A study presented by researchers at the Penn State College of Medicine shows that calcium deposits visible in breast arteries on routine mammograms can help predict a woman’s future risk of heart attack, heart failure, stroke and all-cause mortality. The findings point to an underused source of cardiovascular insight embedded in imaging data that is already being collected at scale.

Arterial calcification

The condition, known as breast arterial calcification (BAC), appears in an estimated 15% to 25% of screening mammograms. Unlike calcifications linked to breast cancer, BAC is not routinely reported by radiologists because it has no known relevance for oncology. According to Matthew Nudy, assistant professor of medicine and public health sciences at Penn State, that practice may represent a missed opportunity. Particularly in women, who are often diagnosed with cardiovascular disease later than men.

Heart disease affects more than 60 million women in the United States and remains the number one cause of female mortality, according to the Centers for Disease Control and Prevention.

AI reveals progression and risk

In the study, researchers analyzed mammogram data from 10,348 women who underwent at least two screening exams, with an average interval of just over four years. An AI-based tool was used to automatically quantify the presence, severity and progression of arterial calcification across thousands of images, something that would be difficult and costly to achieve manually.

Nearly one in five women showed vascular calcification at baseline. More importantly, progression over time proved clinically meaningful. Women whose calcification worsened had significantly higher risks of major cardiovascular events, with those in the highest severity category facing up to double the risk. Even women who initially had no calcification but developed it later showed a 41% increased risk of cardiovascular events and death over follow-up. Notably, progression could be detected within a year, underscoring how dynamic cardiovascular risk can be.

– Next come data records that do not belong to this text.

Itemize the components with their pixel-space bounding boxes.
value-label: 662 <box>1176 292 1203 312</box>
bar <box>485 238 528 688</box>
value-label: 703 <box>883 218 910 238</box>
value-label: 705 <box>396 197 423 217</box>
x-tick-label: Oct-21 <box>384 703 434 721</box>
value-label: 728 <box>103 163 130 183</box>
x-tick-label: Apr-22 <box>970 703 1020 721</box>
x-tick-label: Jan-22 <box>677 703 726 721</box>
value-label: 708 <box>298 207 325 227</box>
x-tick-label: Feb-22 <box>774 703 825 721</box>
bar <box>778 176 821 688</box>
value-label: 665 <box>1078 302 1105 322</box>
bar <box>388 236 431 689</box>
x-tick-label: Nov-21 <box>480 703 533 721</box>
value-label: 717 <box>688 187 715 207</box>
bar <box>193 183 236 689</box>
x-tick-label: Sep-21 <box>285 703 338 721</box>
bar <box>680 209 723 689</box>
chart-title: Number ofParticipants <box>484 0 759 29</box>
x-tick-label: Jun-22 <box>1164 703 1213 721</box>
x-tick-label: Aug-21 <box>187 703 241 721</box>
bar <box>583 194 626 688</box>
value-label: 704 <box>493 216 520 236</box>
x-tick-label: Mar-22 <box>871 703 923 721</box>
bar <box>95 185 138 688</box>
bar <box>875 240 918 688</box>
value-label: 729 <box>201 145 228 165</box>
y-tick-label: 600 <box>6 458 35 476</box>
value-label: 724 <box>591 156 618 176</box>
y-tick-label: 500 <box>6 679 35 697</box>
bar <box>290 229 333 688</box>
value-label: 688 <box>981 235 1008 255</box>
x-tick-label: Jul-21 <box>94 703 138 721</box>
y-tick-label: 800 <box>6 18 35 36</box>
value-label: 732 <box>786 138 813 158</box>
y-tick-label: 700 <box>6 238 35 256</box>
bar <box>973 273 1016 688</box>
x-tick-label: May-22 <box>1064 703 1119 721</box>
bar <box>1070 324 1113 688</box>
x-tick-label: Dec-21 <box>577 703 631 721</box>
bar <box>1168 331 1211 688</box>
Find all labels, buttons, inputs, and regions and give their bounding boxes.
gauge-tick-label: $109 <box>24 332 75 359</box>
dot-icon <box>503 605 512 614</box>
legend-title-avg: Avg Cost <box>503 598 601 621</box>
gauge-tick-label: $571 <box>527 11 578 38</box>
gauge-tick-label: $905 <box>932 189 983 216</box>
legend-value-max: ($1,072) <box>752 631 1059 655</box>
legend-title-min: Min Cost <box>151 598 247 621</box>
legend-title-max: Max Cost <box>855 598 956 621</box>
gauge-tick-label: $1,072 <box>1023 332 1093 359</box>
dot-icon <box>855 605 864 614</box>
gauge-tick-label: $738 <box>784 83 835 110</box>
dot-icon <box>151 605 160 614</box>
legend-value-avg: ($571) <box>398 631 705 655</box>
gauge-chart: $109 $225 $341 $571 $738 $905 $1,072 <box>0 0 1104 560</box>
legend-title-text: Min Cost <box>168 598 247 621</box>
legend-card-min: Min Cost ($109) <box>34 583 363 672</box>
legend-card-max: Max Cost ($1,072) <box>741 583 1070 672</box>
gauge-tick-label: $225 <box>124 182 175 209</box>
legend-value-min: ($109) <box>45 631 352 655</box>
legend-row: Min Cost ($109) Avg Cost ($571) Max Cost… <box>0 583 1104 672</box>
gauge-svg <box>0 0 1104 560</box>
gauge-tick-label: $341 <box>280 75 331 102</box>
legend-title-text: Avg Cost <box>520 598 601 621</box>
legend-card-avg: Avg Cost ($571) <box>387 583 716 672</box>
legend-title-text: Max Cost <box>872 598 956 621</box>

No extra tests, no extra cost

Unlike coronary artery calcium scoring, which requires a dedicated CT scan, identifying BAC does not require additional imaging, radiation exposure or cost. The data are already present in routine mammograms performed for cancer screening.

If BAC were systematically reported, the next step would be cardiovascular risk assessment, not alarm. That typically includes blood pressure and cholesterol evaluation, risk calculators and, where appropriate, preventive interventions such as lifestyle modification or medication.

More equitable cardiovascular care

The findings may be especially relevant in addressing long-standing disparities in women’s heart health. Women are more likely to be diagnosed later and less likely to receive timely treatment. BAC could serve as an early, imaging-based signal to prompt further evaluation and prevention.

Standardization remains a challenge. There is currently no universally accepted reporting framework for BAC, although proposals exist. AI could play a key role here by enabling scalable, consistent and objective assessment.

Further studies, including ongoing work using data from the Women’s Health Initiative, aim to determine whether identifying BAC leads to meaningful changes in care and outcomes. For now, the research highlights how familiar imaging tools, augmented by AI, may help shift cardiovascular care toward earlier, more preventive intervention for women.